As written, this is incorrect! No scientist I have ever met has failed to acknowledge the incalculable impact that mathematics has had! The above text sounds more like a disagreement with the way that science textbooks explain the scientific method, which may be a very valid criticism. However, working scientists (at least, in the hard sciences) are themselves aware of the value of math. RK 14:06 7 Jun 2003 (UTC)

The idea that the physical world can and should be described mathematically is generally attributed to Descartes. It is a philosophical concept every bit as important to the scientific method as the empiricism popularised by Bacon.
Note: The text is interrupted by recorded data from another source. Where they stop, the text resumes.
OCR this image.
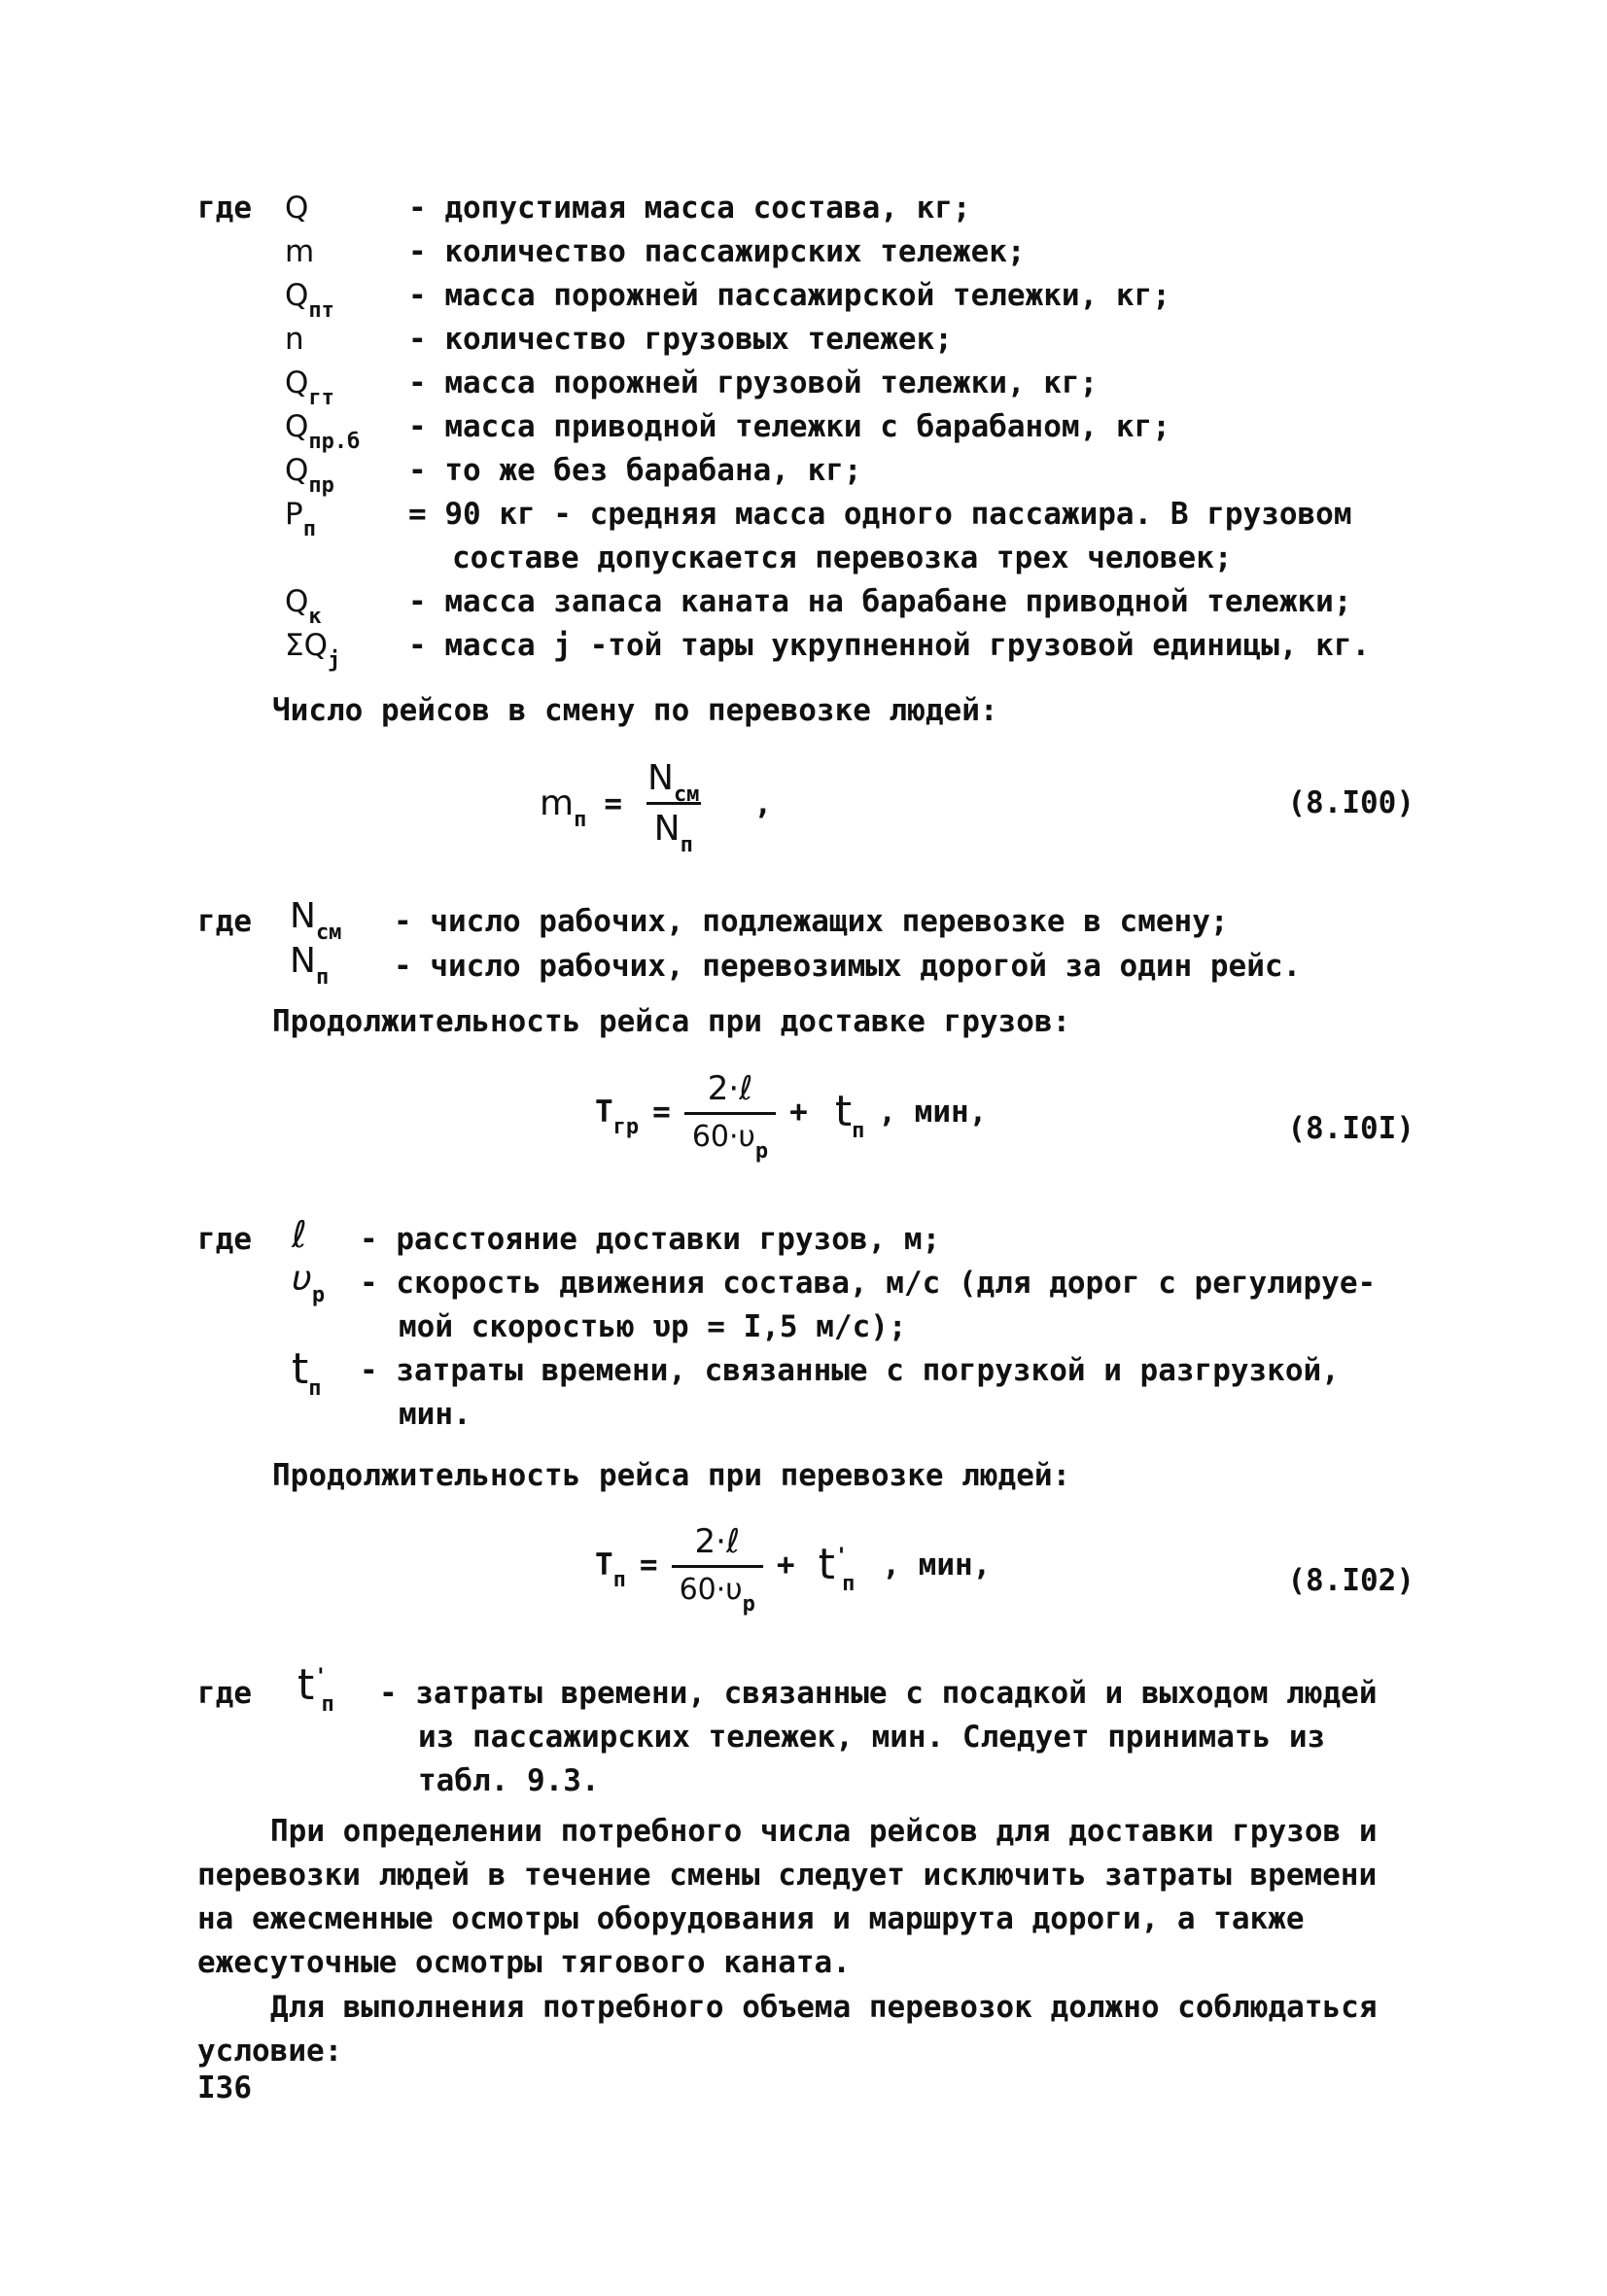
где Q	- допустимая масса состава, кг;
m	- количество пассажирских тележек;
$Q_{пт}$ - масса порожней пассажирской тележки, кг;
n	- количество грузовых тележек;
$Q_{гт}$ - масса порожней грузовой тележки, кг;
$Q_{пр.б}$ - масса приводной тележки с барабаном, кг;
$Q_{пр}$ - то же без барабана, кг;
$P_п$	= 90 кг - средняя масса одного пассажира. В грузовом
составе допускается перевозка трех человек;
$Q_к$	- масса запаса каната на барабане приводной тележки;
$\Sigma Q_j$ - масса j -той тары укрупненной грузовой единицы, кг.
Число рейсов в смену по перевозке людей:
$m_п = \frac{N_{см}}{N_п}$ ,	(8.I00)
где $N_{см}$ - число рабочих, подлежащих перевозке в смену;
$N_п$ - число рабочих, перевозимых дорогой за один рейс.
Продолжительность рейса при доставке грузов:
$T_{гр} = \frac{\text{2·ℓ}}{60\cdot\upsilon_р} + t_п$
, мин,	(8.I0I)
где ℓ - расстояние доставки грузов, м;
$\upsilon_р$ - скорость движения состава, м/с (для дорог с регулируе-
мой скоростью υр = I,5 м/с);
$t_п$
- затраты времени, связанные с погрузкой и разгрузкой,
мин.
Продолжительность рейса при перевозке людей:
$T_п = \frac{\text{2·ℓ}}{60\cdot\upsilon_р} + t'_п$
, мин,	(8.I02)
где $t'_п$ - затраты времени, связанные с посадкой и выходом людей
из пассажирских тележек, мин. Следует принимать из
табл. 9.3.

При определении потребного числа рейсов для доставки грузов и перевозки людей в течение смены следует исключить затраты времени на ежесменные осмотры оборудования и маршрута дороги, а также ежесуточные осмотры тягового каната.

Для выполнения потребного объема перевозок должно соблюдаться условие:

I36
Saying that science doesn't acknowlege mathematics is like saying fish don't acknowledge water. Perhaps biologists are less aware of mathematics than other scientists, but other than that minor caveat, I say rewrite away. -- Tim Starling 04:34 8 Jun 2003 (UTC)

RK, when you say this text reads more like..., I think that's what it was supposed to be. It is not a criticism of the scientific method as practiced, but a criticism of the scientific method as here presented. That is to say, it is warning that the list of steps given is overly simplistic and does not reflect the beliefs of actual scientists.

a criticism of the scientific method as present here, i.e. the description given not just in textbooks but also on this page.